How can you exercise your way to better mental health?

Do you think you’re experiencing anxiety and/or depression? Are you taking medication but want to consider new or additional treatment options?

Then start with a visit to your doctor, and consider these tips:

1. Decide what activities you enjoy most or would most like to try. When you enjoy something, you’re more likely to stick with it.

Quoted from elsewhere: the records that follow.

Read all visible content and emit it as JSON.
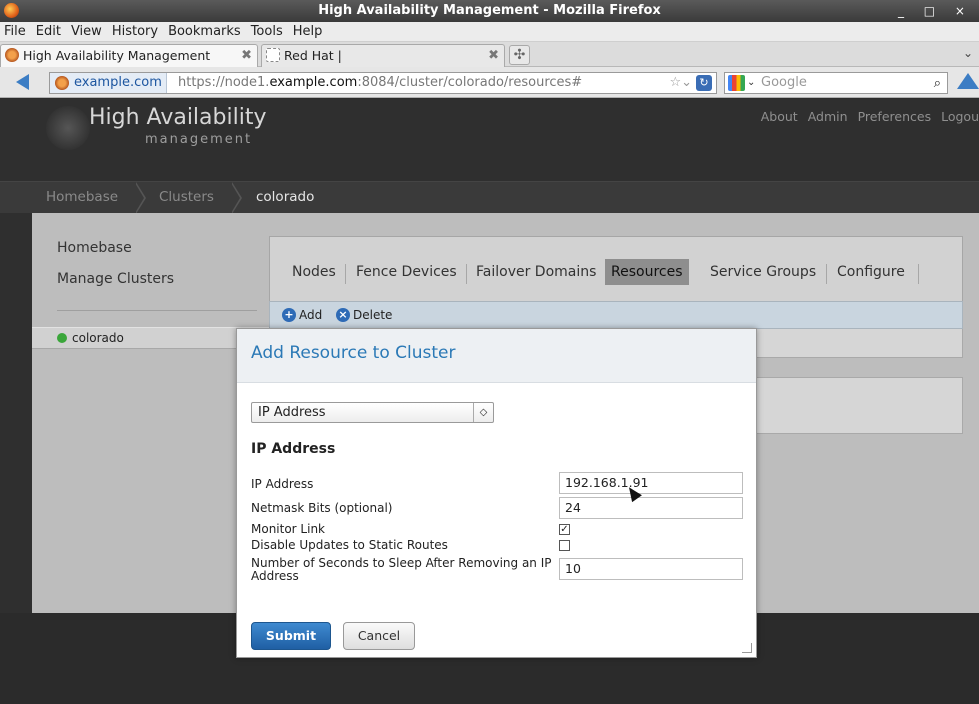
{
  "window": {
    "title": "High Availability Management - Mozilla Firefox",
    "controls": "_ □ ×"
  },
  "menu": [
    "File",
    "Edit",
    "View",
    "History",
    "Bookmarks",
    "Tools",
    "Help"
  ],
  "tabs": [
    {
      "label": "High Availability Management",
      "active": true
    },
    {
      "label": "Red Hat |",
      "active": false
    }
  ],
  "navbar": {
    "site": "example.com",
    "url_pre": "https://node1.",
    "url_host": "example.com",
    "url_post": ":8084/cluster/colorado/resources#",
    "search_placeholder": "Google"
  },
  "app": {
    "logo_title": "High Availability",
    "logo_sub": "management",
    "links": [
      "About",
      "Admin",
      "Preferences",
      "Logou"
    ]
  },
  "breadcrumb": [
    "Homebase",
    "Clusters",
    "colorado"
  ],
  "sidebar": {
    "homebase": "Homebase",
    "manage": "Manage Clusters",
    "cluster": "colorado"
  },
  "nav_tabs": [
    "Nodes",
    "Fence Devices",
    "Failover Domains",
    "Resources",
    "Service Groups",
    "Configure"
  ],
  "toolbar": {
    "add": "Add",
    "delete": "Delete"
  },
  "modal": {
    "title": "Add Resource to Cluster",
    "selected_type": "IP Address",
    "section_title": "IP Address",
    "fields": {
      "ip_label": "IP Address",
      "ip_value": "192.168.1.91",
      "netmask_label": "Netmask Bits (optional)",
      "netmask_value": "24",
      "monitor_label": "Monitor Link",
      "monitor_checked": true,
      "disable_label": "Disable Updates to Static Routes",
      "disable_checked": false,
      "sleep_label_1": "Number of Seconds to Sleep After Removing an IP",
      "sleep_label_2": "Address",
      "sleep_value": "10"
    },
    "submit": "Submit",
    "cancel": "Cancel"
  }
}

2. Discuss your goals with your doctor and get their support. Will exercise be part of your treatment plan for anxiety or depression? Then talk about frequency, time, intensity, and how best to monitor your progress.

3. Establish realistic goals and make a plan to reach them.

4. Schedule time to exercise and hold yourself accountable. An exercise buddy can help you stay on track.

5. Identify and understand what’s standing in your way or holding you back. For example, does putting on a swimsuit make you feel self-conscious and keep you from aquafit classes? Then find another kind of exercise – perhaps yoga, walking or biking. If there are no convenient in-person group classes where you live, look into online sessions.

6. Understand that everyone has setbacks from time to time. Be sure to reward your progress regularly.

In the wind, snow, and ice of winter, you may be tempted to avoid outdoor activity. But you don’t have to hibernate.

There are so many ways to embrace winter. Join a pick-up hockey league. Try downhill or cross-country skiing, snowboarding, or snowshoeing. Or simply take long walks.

Whenever you’re outdoors, always dress for the weather. That means:

  • layers you can shed as you warm up;
  • synthetic fibres that wick sweat away from your body;
  • sturdy boots with deep treads;
  • toasty gloves or mitts; and
  • a hat that covers your ears.

If you like to walk, don’t let the shorter days stop you. Just be sure to wear a coat with reflective strips or a high-visibility vest after sundown. Watch for black or hidden ice. And keep your phone handy.

Get moving indoors or out, and say hello to better mental health!

This article is meant to provide general information only. It’s not professional medical advice, or a substitute for that advice.